Comments made earlier this week by FCC chairman Julius Genachowski have raised hackles at organizations like Free Press and kindred groups. The occasion was the Cable Show in Boston, and the offending subject was what is called “usage-based billing” – the radical notion that people who use more of a thing should pay more than those who use less.
In a Q&A session with Michael Powell, former FCC chairman and current CEO of the National Cable and Telecommunications Association, Genachowski avowed that there was much to like about broadband providers basing their charges on usage (rather than on a one-size-fits-all basis).
This wasn’t the first time Genachowski had endorsed this practice – it was part of the net neutrality regulations that the FCC promulgated a couple of years ago – but it was enough to provoke the simple folk at Free Press into eruptions of their usual blather.
The last time broadband billing was discussed in this blog (April 2009), the news was Time Warner Cable’s decision, under fire from people and organizations like Free Press, Public Knowledge, and Sen. Charles Schumer, to suspend their trials of this kind of billing in a handful of cities.
As reported at the time, the air was thick with celebration as the “victors” issued triumphant statements on the occasion. Triumphant no more, they have been reduced, in response to Genachowski’s comments on Tuesday, to broadsides and bromides like this one from Matt Wood, policy director of Free Press: “The data caps being pushed by the biggest cable companies are bad for consumers … and the FCC should be investigating these caps, not endorsing them.”
But enough about broadband billing per se. The more noteworthy thing about Genachowski’s comment is that this marks at least the third time that he has demonstrated his independence from the louder voices among communications policy outfits.
The first time was with the FCC’s adoption of what came to be called “net neutrality lite,” and the second was when he hired Steve Waldman to head up the agency’s “future of media” report, a document that steered clear of the most intrusive and inappropriate kinds of recommendations that had been proposed for it.

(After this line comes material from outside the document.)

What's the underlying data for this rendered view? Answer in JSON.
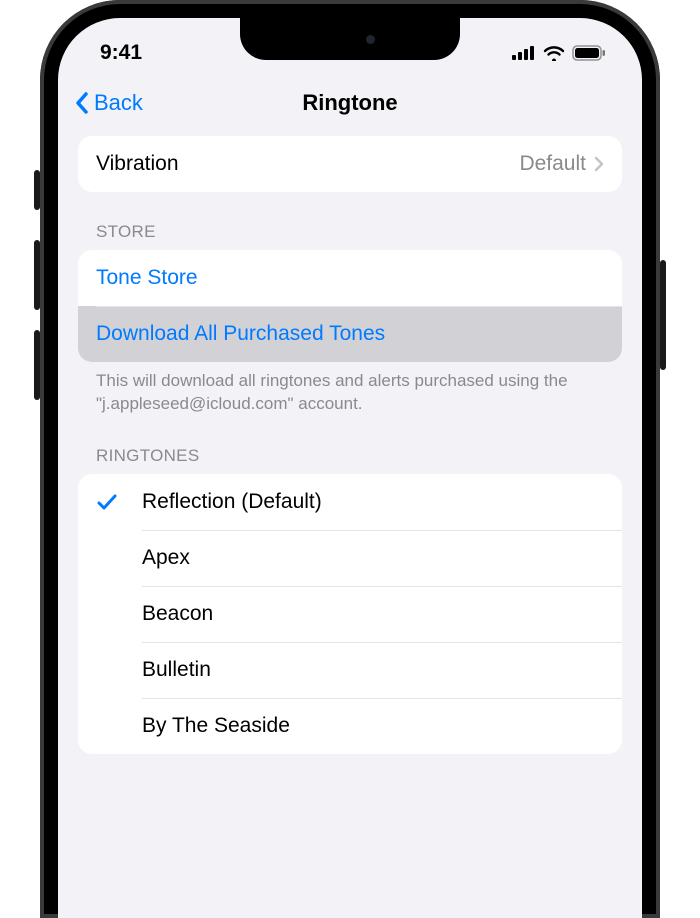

None of this is to say – nor would the gentleman necessarily welcome our saying – that Mr. Genachowski is the very model of what one looks for in an FCC chairman. Though the net neutrality regulations are much better than what they might have been, better still would be no such regulations at all.
Still, in an environment as divisive as Washington’s, it’s probably a good idea once in a while to step outside of it all and give credit where credit is due. So props to Julius Genachowski for his embrace of usage-based broadband billing. ’Tis a fine thing he’s done.
The opinions expressed above are those of the writer and not of The Media Institute, its Board, contributors, or advisory councils.